Donc, si, pour une meilleure efficacité, le fusible n'était pas Fillon ? Un Premier ministre usé ne ressert que plusieurs années plus tard quand il ressert. Un Président fusible ça ne saute vraiment qu'en cas de coup d'Etat. Par exemple, si ses adversaires politiques font une alliance contre nature, un coup d'Etat larvé qui nécessiterait la complicité de journalistes connus, pour mettre une partie de la France dans la rue au point que le Président démissionne. Mais si de tels hypothétiques apprentis sorciers faisaient ça, ils devraient se demander si les autres français, amoureux de la démocratie, ne descendraient pas aussi dans la rue (voir mai 68 et la manif d'un gros million de démocrates sur les Champs Elysées). Aucun démocrate ne prendrait ce risque. Un coup d'Etat est donc impossible. Si quelqu'un est quand même tenté, à court terme la seule fenêtre possible est entre une improbable vraie déroute aux municipales et les résultats des premières réformes qui vont commencer à se faire sentir en juin/juillet 2008. Après, il sera trop tard.

En 2012, l'un des deux sera le poulain de l'autre. Et je ne serai donc pas surpris, si tout va bien pour eux deux dans quatre ans, que Fillon soit le poulain de Sarkozy. Xavier Bertrand sera sans doute Premier Ministre, à son heure. Ce ne sera pas contre Fillon ou Sarkozy mais avec les deux. Il y aura un moment où Fillon devra prendre du recul et la tête de l'UMP et il est évident qu'il ne devra pas être premier ministre en 2012. A moins d'un quatrième homme qui ne s'est pas encore révélé, je ne vois pas qui participerait à l'indispensable trio dans ce scénario.

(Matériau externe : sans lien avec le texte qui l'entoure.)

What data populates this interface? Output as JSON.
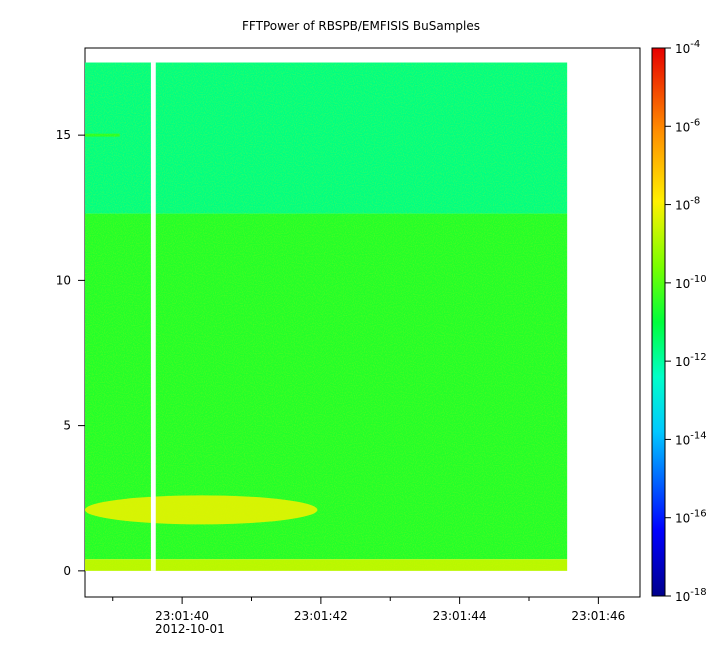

En réalité un certains nombre de journalistes essayent avec acharnement de déceler une faille dans le couple Fillon-Sarkozy. Ceux qui ont essayé de concurrencer la presse people pour "agacer" l'opinion public en créant une overdose de Sarko s'en mordent les doigts et ne vont pas recommencer. Et il est sûr que mon hypothèse ne peut pas leur convenir car ils préfèrent les drames à la tête de l'Etat qui rapportent autant de lecteurs et de téléspectateurs que les drames des faits divers.  Ils doivent être attentifs à leur coeur de cible. 

 

Bonne fin de journée,Cordialement,Claude

 



 

jobin 16/02/2008 13:18

Bonjour PLS :  Il n'est plus possible  que 53% de Français soient baffoués par le terrorisme de faux intellectuels qui cherchent à abattre notre Président démocratiquement élu  : C'EST ASSEZ  , PEUPLE DE DROITE REAGISSONS , n'oublions pas que nous sommes une majorité qui fait confiance à la politique choisie  : Toutes les réformes prévues iront jusqu'au bout . n'en déplaise aux "pisse vinaigre"

M.C. GRAN 16/02/2008 10:59

Connaissant les raisons de son impopularité, le Président n'a qu'à se montrer un peu plus discret dans sa vie privée et se recaler dans son rôle de chef d' Etat.  Le remède est simple. Il est parfaitement à même de faire remonter les sondages en se comportant avec la dignité qui sied à sa fonction.